Jednak w ostatnim roku mocno przesadziliśmy z tą dostępnością cenową. Biorąc pod uwagę jakość naszych materiałów i szycia, znacznie wyższą niż w innych sklepach, oraz ilość certyfikatów w naszych produktach, ceny, które oferowaliśmy, były za niskie w stosunku do tego, ile marka powinna zarabiać żeby mieć płynność finansową. I nie chodzi tu o to, żebym ja mogła sobie kupić dom na Bali (bo na razie nie mam nawet w Warszawie), ale o to, by zapewnić stabilność i płynność finansową firmie, a mnie trochę spokojniejszy sen - bez zastanawiania się, czy pogoda wpłynie na sprzedaż i jak poradzę sobie z kolejnymi fakturami, skoro we wrześniu jest 26 stopni.
Sprawdziłam wczoraj ceny w większości polskich marek, które znacie i kojarzycie. Za 700 zł w każdej z nich dostaniecie sweter z dodatkiem od 20 do 40% akrylu, poliamidu lub poliestru. W Monika Kamińska za 700 zł dostaniecie 100% wełnę. Czy mi jako firmie się to opłaca? Ze smutkiem stwierdza, że nie. To się po prostu nie spina finansowo.
We wrześniu zaopatrzyliśmy się po korek w wełnę, cały czas było ciepło, za cały towar musieliśmy zapłacić wcześniej, i cały mój wspaniały biohacking spadł na dół wykresów, bo nie mogłam ze stresu spać, zastanawiając się, jak opłacić faktury.

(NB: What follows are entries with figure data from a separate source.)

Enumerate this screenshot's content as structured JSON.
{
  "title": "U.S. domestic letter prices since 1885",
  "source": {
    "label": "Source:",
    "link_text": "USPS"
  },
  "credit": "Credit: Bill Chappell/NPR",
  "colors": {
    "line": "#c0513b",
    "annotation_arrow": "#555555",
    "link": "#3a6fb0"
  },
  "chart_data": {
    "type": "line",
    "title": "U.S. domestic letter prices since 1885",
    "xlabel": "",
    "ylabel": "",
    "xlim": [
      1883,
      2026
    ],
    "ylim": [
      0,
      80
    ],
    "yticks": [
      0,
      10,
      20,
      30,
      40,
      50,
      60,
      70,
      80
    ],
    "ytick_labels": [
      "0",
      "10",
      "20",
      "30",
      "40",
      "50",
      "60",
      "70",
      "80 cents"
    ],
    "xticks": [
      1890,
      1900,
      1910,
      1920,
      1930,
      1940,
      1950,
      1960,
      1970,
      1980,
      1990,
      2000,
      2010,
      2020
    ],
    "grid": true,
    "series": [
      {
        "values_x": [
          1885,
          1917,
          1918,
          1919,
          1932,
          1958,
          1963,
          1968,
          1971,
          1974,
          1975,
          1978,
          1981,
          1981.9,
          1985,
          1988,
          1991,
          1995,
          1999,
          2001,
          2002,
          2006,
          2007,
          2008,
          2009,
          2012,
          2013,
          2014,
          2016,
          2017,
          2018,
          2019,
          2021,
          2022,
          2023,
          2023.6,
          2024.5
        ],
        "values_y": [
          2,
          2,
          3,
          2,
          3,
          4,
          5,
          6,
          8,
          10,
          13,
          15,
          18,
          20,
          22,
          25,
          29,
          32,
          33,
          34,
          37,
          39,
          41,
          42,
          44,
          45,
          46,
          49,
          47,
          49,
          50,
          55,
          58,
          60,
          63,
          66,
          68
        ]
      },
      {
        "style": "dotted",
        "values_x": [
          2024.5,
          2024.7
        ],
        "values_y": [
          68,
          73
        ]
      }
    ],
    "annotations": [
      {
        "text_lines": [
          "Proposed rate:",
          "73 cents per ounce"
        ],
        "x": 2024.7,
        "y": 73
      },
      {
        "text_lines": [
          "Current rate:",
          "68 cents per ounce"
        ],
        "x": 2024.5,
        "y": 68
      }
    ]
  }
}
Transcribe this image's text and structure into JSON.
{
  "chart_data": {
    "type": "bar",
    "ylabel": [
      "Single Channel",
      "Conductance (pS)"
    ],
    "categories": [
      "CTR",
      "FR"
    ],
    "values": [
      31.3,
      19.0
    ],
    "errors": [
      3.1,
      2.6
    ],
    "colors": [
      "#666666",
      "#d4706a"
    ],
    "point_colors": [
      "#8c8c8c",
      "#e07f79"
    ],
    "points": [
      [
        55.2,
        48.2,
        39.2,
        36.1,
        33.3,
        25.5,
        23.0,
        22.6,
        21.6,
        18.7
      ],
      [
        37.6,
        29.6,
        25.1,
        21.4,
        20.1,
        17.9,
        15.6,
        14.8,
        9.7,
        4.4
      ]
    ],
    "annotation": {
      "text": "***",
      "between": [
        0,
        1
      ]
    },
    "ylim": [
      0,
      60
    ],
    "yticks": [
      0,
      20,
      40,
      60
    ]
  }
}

Tak jak napisałam na stories, nie chodzi o to, żebym teraz dodała jedno zero do ceny i z 700 zł zrobiła 7000 zł. Jednak stanowczo muszę ukrócić politykę za niskich marż w mojej firmie i absolutnie wszystkich przecen, kodów rabatowych, kodów ratujących koszyk, a także wyłączyć outlet. Chciałam, żeby moje produkty były dostępne dla maksymalnie dużej grupy osób, ale w tak niskich cenach to się po prostu nie spina.
Koniec z tym.
Dlatego od teraz nie będzie już zniżki na outlet, żadnego kodu rabatowego, żadnego kodu ratującego koszyk, ani żadnych przecen. Wszystko wyłącznie w 100% cenie, która jest uczciwie wyliczoną ceną za jakość jaką oferujemy.
Wierzę, że mnie zrozumiecie, ponieważ jest to w tym momencie jedyna droga do tego, żeby cała moja firma mogła funkcjonować spokojnie. A samo pisanie tego maila było już dla mnie mocno stresujące.